Sabemos bem que toda a obra tem que ser imperfeita, e que a menos segura das nossas contemplações estéticas será a daquilo que escrevemos. Mas imperfeito é tudo, nem há poente tão belo que o não pudesse ser mais, ou brisa leve que nos dê sono que não pudesse dar-nos um sono mais calmo ainda. E assim, contempladores iguais das montanhas e das estátuas, gozando os dias como os livros, sonhando tudo, sobretudo, para o converter na nossa íntima substância, faremos também descrições e análises, que, uma vez feitas, passarão a ser coisas alheias, que podemos gozar como se viessem na tarde. Não é este o conceito dos pessimistas, como aquele de Vigny, para quem a vida é uma cadeia, onde ele tecia palha para se distrair. Ser pessimista é tomar qualquer coisa como trágico, e essa atitude é um exagero e um incómodo. Não temos, é certo, um conceito de valia que apliquemos à obra que produzimos. Produzimo-la, é certo, para nos distrair, porém não como o preso que tece a palha, para se distrair do Destino, senão da menina que borda almofadas, para se distrair, sem mais nada.

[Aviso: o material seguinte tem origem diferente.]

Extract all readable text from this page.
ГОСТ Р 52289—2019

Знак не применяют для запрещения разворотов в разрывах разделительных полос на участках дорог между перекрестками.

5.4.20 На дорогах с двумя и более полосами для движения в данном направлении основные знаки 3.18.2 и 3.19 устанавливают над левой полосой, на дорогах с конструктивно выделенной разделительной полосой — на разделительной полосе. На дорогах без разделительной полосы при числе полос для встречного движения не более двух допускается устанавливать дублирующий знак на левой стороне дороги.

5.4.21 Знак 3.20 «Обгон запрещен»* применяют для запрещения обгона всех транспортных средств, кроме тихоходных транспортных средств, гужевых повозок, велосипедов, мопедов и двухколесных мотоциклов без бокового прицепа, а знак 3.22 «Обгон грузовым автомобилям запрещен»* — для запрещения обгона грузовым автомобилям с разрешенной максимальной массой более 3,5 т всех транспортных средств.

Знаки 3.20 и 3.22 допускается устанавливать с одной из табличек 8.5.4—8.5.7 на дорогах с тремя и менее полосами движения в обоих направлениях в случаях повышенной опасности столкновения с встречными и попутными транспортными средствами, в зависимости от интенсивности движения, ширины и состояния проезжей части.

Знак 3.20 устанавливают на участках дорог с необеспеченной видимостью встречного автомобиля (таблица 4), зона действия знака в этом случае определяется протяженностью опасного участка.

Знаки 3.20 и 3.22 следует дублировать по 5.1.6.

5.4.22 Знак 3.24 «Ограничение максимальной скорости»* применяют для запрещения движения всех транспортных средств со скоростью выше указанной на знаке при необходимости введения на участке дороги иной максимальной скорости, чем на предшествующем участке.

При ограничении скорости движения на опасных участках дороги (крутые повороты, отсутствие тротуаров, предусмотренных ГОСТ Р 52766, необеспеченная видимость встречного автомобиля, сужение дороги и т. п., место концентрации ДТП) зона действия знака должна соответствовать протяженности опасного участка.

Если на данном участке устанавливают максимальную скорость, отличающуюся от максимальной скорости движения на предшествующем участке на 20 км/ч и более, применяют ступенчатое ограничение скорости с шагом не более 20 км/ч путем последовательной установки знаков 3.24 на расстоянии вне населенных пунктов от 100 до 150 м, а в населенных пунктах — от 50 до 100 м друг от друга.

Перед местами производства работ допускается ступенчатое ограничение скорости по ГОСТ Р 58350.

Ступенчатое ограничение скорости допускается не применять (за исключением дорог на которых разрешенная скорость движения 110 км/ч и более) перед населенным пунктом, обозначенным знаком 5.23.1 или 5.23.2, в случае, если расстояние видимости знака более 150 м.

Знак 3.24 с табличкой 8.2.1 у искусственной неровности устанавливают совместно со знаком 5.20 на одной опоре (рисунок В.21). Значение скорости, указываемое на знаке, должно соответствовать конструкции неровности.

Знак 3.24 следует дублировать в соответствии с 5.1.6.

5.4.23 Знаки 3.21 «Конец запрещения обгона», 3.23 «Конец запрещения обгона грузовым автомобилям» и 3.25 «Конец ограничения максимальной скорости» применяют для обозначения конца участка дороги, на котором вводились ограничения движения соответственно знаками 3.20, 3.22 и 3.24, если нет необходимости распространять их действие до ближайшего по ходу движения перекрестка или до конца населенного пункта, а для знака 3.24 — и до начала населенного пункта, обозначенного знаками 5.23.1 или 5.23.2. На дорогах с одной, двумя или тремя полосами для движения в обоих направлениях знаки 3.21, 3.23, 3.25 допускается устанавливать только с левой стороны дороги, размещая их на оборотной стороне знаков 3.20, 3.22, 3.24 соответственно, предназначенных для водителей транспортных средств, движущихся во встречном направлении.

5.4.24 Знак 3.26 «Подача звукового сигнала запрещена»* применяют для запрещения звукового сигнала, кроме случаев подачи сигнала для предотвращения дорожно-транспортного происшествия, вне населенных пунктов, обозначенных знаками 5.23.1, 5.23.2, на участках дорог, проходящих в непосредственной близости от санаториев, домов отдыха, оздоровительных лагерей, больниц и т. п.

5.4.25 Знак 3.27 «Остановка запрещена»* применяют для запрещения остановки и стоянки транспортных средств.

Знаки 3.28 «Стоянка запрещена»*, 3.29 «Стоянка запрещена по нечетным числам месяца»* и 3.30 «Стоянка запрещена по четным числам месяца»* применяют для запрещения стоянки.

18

Considero a vida uma estalagem onde tenho que me demorar até que chegue a diligência do abismo. Não sei onde ela me levará, porque não sei nada. Poderia considerar esta estalagem uma prisão, porque estou compelido a aguardar nela; poderia considerá-la um lugar de sociáveis, porque aqui me encontro com outros. Não sou, porém, nem impaciente nem comum. Deixo ao que são os que se fecham no quarto, deitados moles na cama onde esperam sem sono; deixo ao que fazem os que conversam nas salas, de onde as músicas e as vozes chegam cómodas até mim. Sento-me à porta e embebo meus olhos e ouvidos nas cores e nos sons da paisagem, e canto lento, para mim só, vagos cantos que componho enquanto espero.
Para todos nós descerá a noite e chegará a diligência. Gozo a brisa que me dão e a alma que me deram para gozá-la, e não interrogo mais nem procuro. Se o que deixar escrito no livro dos viajantes puder, relido um dia por outros, entretê-los também na passagem, será bem. Se não o lerem, nem se entretiverem, será bem também.